BOP deficit in 2017 rises to $863 M


By Lee C. Chipongian

The Philippines posted a balance of payments (BOP) deficit of $863 million in 2017, higher than what was reported in 2016 of $420 million, the Bangko Sentral ng Pilipinas (BSP) yesterday announced.

This is despite reporting a surplus amount of $917 million in December 2017, the highest monthly surplus of the year, aside from a similar level in April.

The end-year $863-million overall BOP shortfall is however lower than the $1.4 billion estimated by the BSP. The original central bank projection was in fact only $500 million for 2017.

In a statement, the BSP said the “higher cumulative BOP deficit for 2017 was brought about largely by the widening merchandise trade deficit for the first eleven months of the year as well as the reversal of foreign portfolio investments (based on BSP-registered transactions) to net outflows during the year from net inflows in 2016.”

“Higher prepayments made by the public and private sectors to non-resident creditors on their medium- and long-term loans for the first three quarters of the year also contributed to the larger BOP deficit, the BSP added.

As for the December BOP, the BSP said the surplus was due to inflows coming from its foreign exchange operations as well as net foreign currency deposits of the National Government (NG), and income from the BSP's investments abroad. “These were partially offset by the payments made by the NG for its maturing foreign exchange obligations during the month in review,” said the BSP.

This is the second straight year that the BSP has reported a BOP deficit.
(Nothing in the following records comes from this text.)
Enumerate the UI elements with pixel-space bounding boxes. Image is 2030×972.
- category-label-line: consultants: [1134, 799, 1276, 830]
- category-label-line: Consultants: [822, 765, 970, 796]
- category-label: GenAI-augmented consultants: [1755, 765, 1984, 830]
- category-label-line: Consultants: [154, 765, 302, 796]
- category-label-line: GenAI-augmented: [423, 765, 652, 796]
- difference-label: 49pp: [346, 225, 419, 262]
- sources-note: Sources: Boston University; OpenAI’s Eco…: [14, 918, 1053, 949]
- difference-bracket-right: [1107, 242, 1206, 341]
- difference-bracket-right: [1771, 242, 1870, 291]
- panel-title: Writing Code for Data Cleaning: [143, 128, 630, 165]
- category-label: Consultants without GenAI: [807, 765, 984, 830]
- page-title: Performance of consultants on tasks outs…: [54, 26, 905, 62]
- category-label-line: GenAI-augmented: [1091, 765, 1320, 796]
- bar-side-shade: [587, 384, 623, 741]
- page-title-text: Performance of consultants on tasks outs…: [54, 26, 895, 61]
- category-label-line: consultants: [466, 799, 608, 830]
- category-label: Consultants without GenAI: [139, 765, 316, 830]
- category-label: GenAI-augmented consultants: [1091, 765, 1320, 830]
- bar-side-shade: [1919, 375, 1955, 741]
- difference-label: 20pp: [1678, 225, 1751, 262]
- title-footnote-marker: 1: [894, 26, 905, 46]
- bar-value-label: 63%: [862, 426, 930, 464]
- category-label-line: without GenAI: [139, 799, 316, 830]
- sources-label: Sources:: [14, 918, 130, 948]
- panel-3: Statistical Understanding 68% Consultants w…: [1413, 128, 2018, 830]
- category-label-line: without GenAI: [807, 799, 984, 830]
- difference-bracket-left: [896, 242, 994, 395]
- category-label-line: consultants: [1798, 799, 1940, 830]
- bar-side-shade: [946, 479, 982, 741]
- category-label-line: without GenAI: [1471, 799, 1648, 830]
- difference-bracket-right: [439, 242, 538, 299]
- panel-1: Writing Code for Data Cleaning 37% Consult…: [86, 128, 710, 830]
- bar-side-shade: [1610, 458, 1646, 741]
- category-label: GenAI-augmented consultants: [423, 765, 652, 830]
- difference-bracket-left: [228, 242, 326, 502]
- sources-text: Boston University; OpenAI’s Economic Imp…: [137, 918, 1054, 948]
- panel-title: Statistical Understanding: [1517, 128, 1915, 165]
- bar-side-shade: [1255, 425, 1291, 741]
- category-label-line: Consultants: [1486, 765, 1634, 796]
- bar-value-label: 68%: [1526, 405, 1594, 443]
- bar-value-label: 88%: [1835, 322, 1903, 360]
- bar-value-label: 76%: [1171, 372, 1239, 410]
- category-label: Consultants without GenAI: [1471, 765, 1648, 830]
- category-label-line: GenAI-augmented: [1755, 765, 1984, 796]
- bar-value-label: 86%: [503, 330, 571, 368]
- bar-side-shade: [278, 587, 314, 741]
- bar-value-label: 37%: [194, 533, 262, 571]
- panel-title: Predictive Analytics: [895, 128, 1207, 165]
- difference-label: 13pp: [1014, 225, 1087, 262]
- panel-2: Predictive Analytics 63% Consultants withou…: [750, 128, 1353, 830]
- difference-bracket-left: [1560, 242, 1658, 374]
The last time a shortfall was recorded was in 2014 of $2.86 billion which interrupted nine years in a row of BOP surpluses.

In 2015, the country again reverted back to a surplus to $2.6 billion.

This year, the BSP estimates another overall BOP deficit of $1 billion.

BSP Deputy Governor Diwa C. Guinigundo has said that the BOP and current account deficits are not signs of eroding competitiveness or even an issue of low savings and investments, but rather are indicators that the Philippine growth path is sustained by higher imports.

Guinigundo noted that the BOP shortfalls are a result of increasing import bill to fund a growing economy and that there is nothing to worry about when looking at these deficit numbers, particularly since they have data and empirical studies that would prove their assessment.